また、固定のエージェントチームと動的に変化するエージェントチームとの性能比較で、性能が向上していることからこの手法特有の動的にエージェントチームを生成することの有用性が示せているのもポイントかと思います。

一方で、成果の中の最後に示した表から、事前に定義されたエージェントやツールの存在が精度の向上に必要なことが示されています。このため、他の手法と比較した成果については、必ずしもその手法による精度の差ではなく事前に用意されたプロンプトの性能の差であることも考えられるので、その点は注意が必要そうです。

加えて実行時間についても、論文内ではその点については触れられていませんが、チームの構成を考えるという操作が入ることにより大幅に伸びていることが想定されます。

以上の二点については、実際に利用していくうえでは事前に検証しておく必要がありそうです。

まとめ

LLMが一般に大きく普及して以来、ツールを使用するエージェントについて様々な研究が行われ、更に精度を改善するためにそのエージェントを複数動かすという研究が行われるようになりました。

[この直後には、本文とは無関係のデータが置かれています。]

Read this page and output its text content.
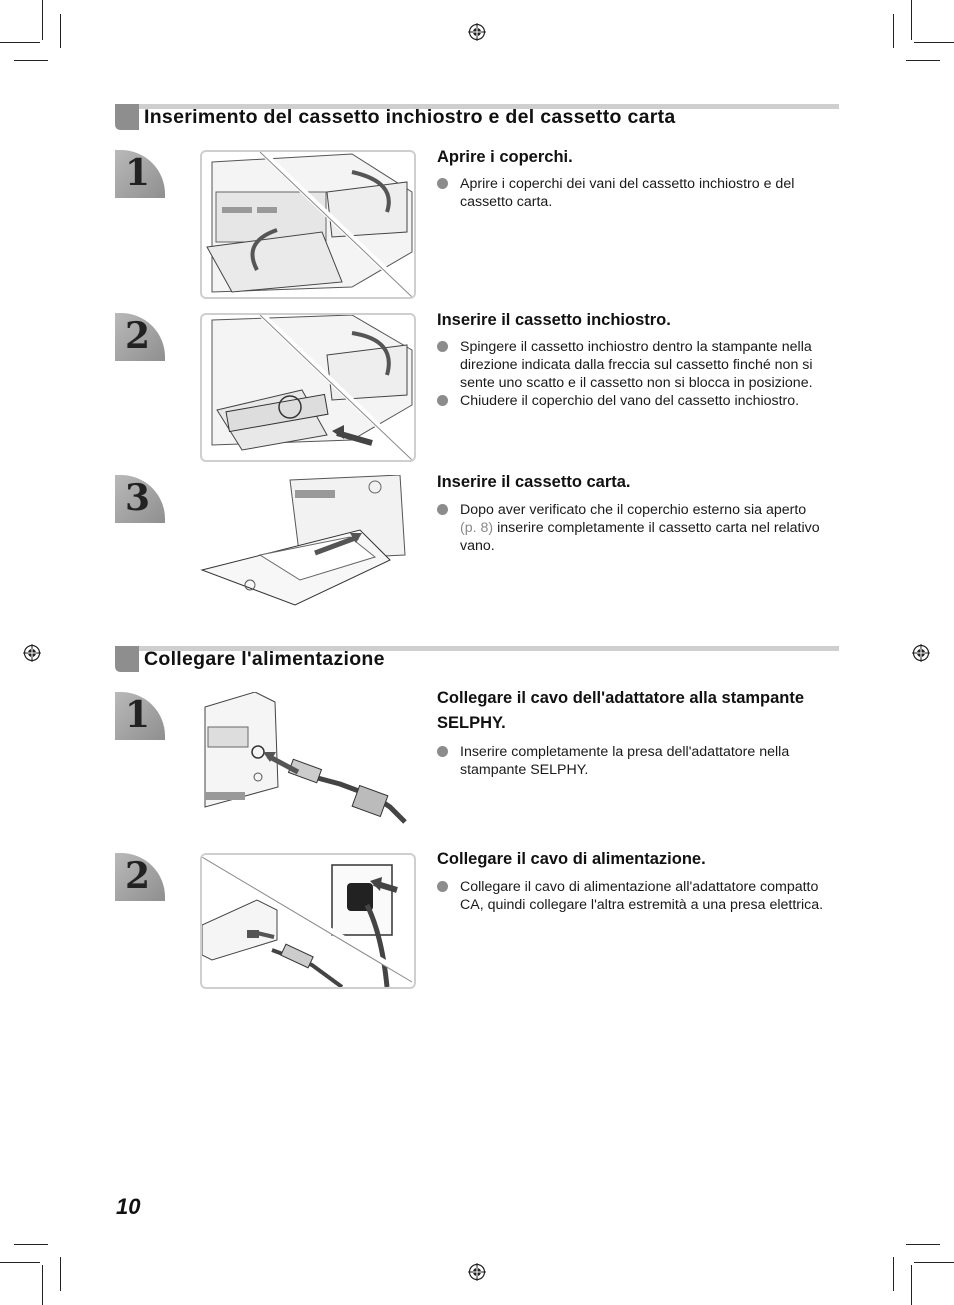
Inserimento del cassetto inchiostro e del cassetto carta
1	Aprire i coperchi.
Aprire i coperchi dei vani del cassetto inchiostro e del cassetto carta.
2	Inserire il cassetto inchiostro.
Spingere il cassetto inchiostro dentro la stampante nella direzione indicata dalla freccia sul cassetto finché non si sente uno scatto e il cassetto non si blocca in posizione.
Chiudere il coperchio del vano del cassetto inchiostro.
3	Inserire il cassetto carta.
Dopo aver verificato che il coperchio esterno sia aperto
(p. 8) inserire completamente il cassetto carta nel relativo vano.
Collegare l'alimentazione
1	Collegare il cavo dell'adattatore alla stampante SELPHY.
Inserire completamente la presa dell'adattatore nella stampante SELPHY.
2	Collegare il cavo di alimentazione.
Collegare il cavo di alimentazione all'adattatore compatto CA, quindi collegare l'altra estremità a una presa elettrica.
10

その最新の研究の一つが今回紹介したCaptain Agentという手法になります。

この論文で特筆すべきは、動的なエージェントの再構成が精度面に寄与しているという点ではないでしょうか。これはつまり、問題に対して必要な解決手段を認識して適切に選び取ることがLLMには可能であることを示しており、より複雑なタスクに対しても対応できる可能性を示唆しているように思います。

複雑な問題をLLMを使用して解決したい際には、是非参考にしてみてください。